New phase-II results show that the novel biological therapy ACZ885 (canakinumab) is significantly more effective than an injectable corticosteroid at reducing pain and preventing recurrent attacks or 'flares' in patients with hard-to-treat gout, one of the most painful forms of arthritis.
The study met its primary endpoint by showing that during acute gout flares, ACZ885 reduced pain faster and more effectively than the injectable corticosteroid triamcinolone acetonide, a potent steroid with sustained effect used to treat severe inflammatory conditions (p<0.05).
At the end of the eight-week study, the risk of flare recurrence was 94 per cent less for patients on ACZ885 than on the steroid (p=0.006). The results were presented at the American College of Rheumatology (ACR) Annual Scientific Meeting in Philadelphia, USA.
"If not appropriately treated, gout can be a devastating condition. Current therapies can have limited efficacy and tolerability, and may be unsuitable for some patients," said professor Alexander So, Department of Rheumatology at the University of Lausanne, Switzerland. "These results are important as they indicate that canakinumab may provide significant benefit in both the prevention and treatment of painful acute flares in these hard-to-treat patients."
ACZ885 is a fully human monoclonal antibody which blocks the action of the inflammatory protein interleukin-1 beta (IL-1 beta). It has already been approved under the brand name Ilaris in a number of countries for treating cryopyrin-associated periodic syndrome (CAPS), a rare life-long auto-inflammatory disease with debilitating symptoms and few treatment options.
Studies with ACZ885 are ongoing in other diseases in which IL-1 beta plays an important role, such as chronic obstructive pulmonary disease (COPD), type 2 diabetes and systemic juvenile idiopathic arthritis (SJIA). Not all potential patients with these diseases would be eligible for treatment with ACZ885, if approved.
Gout, also known as gouty arthritis, affects more than 1 per cent of adults in Western countries. It is more common in older people, with around 10 per cent of men and 6 per cent of women over 70 years old suffering from the disease. Approximately one in 10 patients have poorly controlled gout resulting in more frequent flares. They are regarded as being 'hard-to-treat' as they are often intolerant or unresponsive to standard medications such as colchicine or non-steroidal anti-inflammatory drugs (NSAIDs). Corticosteroids have traditionally been given to these patients as a last resort to treat acute pain, but they may have significant side effects.
Gout is caused by the accumulation of uric acid crystals leading to severe inflammation in the joints and surrounding tissue. Recent advances in the understanding of the disease have shown that uric acid crystals activate production of IL-1 beta, which is responsible for the inflammatory symptoms experienced by gout patients. ACZ885 provides a potent and selective blockade of IL-1 beta for a sustained period, neutralizing it and reducing inflammation.
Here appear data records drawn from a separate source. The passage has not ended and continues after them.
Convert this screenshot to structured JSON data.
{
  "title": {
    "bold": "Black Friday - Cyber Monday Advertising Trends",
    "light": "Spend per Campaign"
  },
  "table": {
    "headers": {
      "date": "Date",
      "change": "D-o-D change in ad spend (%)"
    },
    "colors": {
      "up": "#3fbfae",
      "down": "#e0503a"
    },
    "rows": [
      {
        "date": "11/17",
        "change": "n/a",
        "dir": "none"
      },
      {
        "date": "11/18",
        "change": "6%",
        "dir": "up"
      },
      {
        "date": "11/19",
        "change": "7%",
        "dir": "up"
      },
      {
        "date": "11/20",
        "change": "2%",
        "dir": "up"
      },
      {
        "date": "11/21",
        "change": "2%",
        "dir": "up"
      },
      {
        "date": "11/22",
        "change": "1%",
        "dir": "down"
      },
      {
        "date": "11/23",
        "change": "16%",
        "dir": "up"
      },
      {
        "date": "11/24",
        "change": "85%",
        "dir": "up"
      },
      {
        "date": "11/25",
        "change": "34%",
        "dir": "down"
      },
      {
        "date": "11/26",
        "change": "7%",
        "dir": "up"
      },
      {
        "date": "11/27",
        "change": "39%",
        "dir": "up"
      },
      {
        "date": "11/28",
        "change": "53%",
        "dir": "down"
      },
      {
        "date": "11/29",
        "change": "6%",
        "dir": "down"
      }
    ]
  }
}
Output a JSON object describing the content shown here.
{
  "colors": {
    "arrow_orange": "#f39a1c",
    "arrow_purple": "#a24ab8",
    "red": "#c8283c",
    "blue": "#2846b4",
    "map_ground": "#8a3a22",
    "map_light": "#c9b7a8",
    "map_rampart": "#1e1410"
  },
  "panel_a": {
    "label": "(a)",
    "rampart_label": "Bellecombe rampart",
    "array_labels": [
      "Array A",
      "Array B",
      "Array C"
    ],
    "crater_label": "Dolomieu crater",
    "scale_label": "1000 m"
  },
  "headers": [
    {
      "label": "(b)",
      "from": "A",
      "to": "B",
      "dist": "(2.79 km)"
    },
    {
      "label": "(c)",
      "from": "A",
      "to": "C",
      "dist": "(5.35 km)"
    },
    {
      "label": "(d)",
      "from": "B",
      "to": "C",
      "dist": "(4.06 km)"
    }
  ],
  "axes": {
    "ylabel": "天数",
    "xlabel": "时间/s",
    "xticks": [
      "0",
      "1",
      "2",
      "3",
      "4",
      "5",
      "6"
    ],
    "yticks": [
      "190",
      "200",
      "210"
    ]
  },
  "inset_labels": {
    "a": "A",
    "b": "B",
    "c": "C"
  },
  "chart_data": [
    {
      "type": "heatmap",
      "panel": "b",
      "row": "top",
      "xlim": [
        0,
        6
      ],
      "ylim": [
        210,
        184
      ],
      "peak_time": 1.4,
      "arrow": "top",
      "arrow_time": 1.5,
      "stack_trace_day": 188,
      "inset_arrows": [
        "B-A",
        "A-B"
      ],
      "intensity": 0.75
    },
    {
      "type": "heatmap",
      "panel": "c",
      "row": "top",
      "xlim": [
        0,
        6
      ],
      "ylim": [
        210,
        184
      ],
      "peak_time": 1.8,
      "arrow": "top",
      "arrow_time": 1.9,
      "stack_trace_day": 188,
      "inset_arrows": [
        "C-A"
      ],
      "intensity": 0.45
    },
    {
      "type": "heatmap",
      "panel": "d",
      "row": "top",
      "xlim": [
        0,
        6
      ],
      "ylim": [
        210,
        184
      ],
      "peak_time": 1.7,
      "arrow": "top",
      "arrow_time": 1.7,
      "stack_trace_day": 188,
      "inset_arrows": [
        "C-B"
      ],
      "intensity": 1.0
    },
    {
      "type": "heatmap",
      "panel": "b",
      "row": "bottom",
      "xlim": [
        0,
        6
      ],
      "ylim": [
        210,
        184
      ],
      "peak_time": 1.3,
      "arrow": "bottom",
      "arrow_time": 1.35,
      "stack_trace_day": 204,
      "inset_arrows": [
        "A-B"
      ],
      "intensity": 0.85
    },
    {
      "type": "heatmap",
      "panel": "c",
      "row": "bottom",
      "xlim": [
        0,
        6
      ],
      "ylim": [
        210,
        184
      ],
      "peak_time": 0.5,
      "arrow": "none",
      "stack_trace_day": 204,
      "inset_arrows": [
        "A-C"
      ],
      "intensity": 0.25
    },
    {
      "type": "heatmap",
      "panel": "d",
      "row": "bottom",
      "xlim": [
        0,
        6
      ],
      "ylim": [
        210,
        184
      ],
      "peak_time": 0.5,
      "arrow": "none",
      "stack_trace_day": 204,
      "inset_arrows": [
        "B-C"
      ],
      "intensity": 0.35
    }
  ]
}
"The devastating impact of chronic gout is often underestimated by both healthcare professionals and the general public, and there is a real unmet need among patients," said Trevor Mundel, head of Global Development at Novartis Pharma AG. "The latest data are encouraging for patients with hard-to-treat gout in whom the disease is not effectively managed, resulting in chronic pain. These findings also reinforce the potential of ACZ885 in a number of inflammatory diseases where IL-1 beta plays a key role."
The results presented at ACR were from a randomized, single-blind, double-dummy phase-II study involving 200 patients aged 18-80 years old with chronic gout, designed to assess the efficacy and optimum dose of ACZ885 in patients for whom current treatments (colchicine and/or NSAIDs) are ineffective or contraindicated.
The study showed that patients given ACZ885 150 mg experienced faster and more effective pain relief than those given the corticosteroid triamcinolone acetonide from 24 hours up to seven days. ACZ885 was given by subcutaneous injection, i.e. under the skin, whereas the steroid was given by intramuscular injection, i.e. into the muscle.
No pattern of adverse events was seen in any of the treatment groups and the incidence of adverse events was similar for both medicines. Serious adverse events occurred in two patients receiving ACZ885 and one receiving triamcinolone acetonide. Investigators reported that these events were not related to the study drug. There were no discontinuations due to adverse events.
Ilaris has been launched in the US and Switzerland, and received a positive opinion recommending approval in the EU in July 2009 to treat adults and children over four years old with CAPS. In the US, Ilaris is approved to treat adults and children four years of age and older with CAPS, including Familial Cold Autoinflammatory Syndrome (FCAS) and Muckle-Wells Syndrome (MWS). Reviews are ongoing in other countries including priority review in Australia, Brazil and Canada. Ilaris has been designated as an orphan drug for treating SJIA in the US, EU and Switzerland, and has fast-track status for SJIA in the US.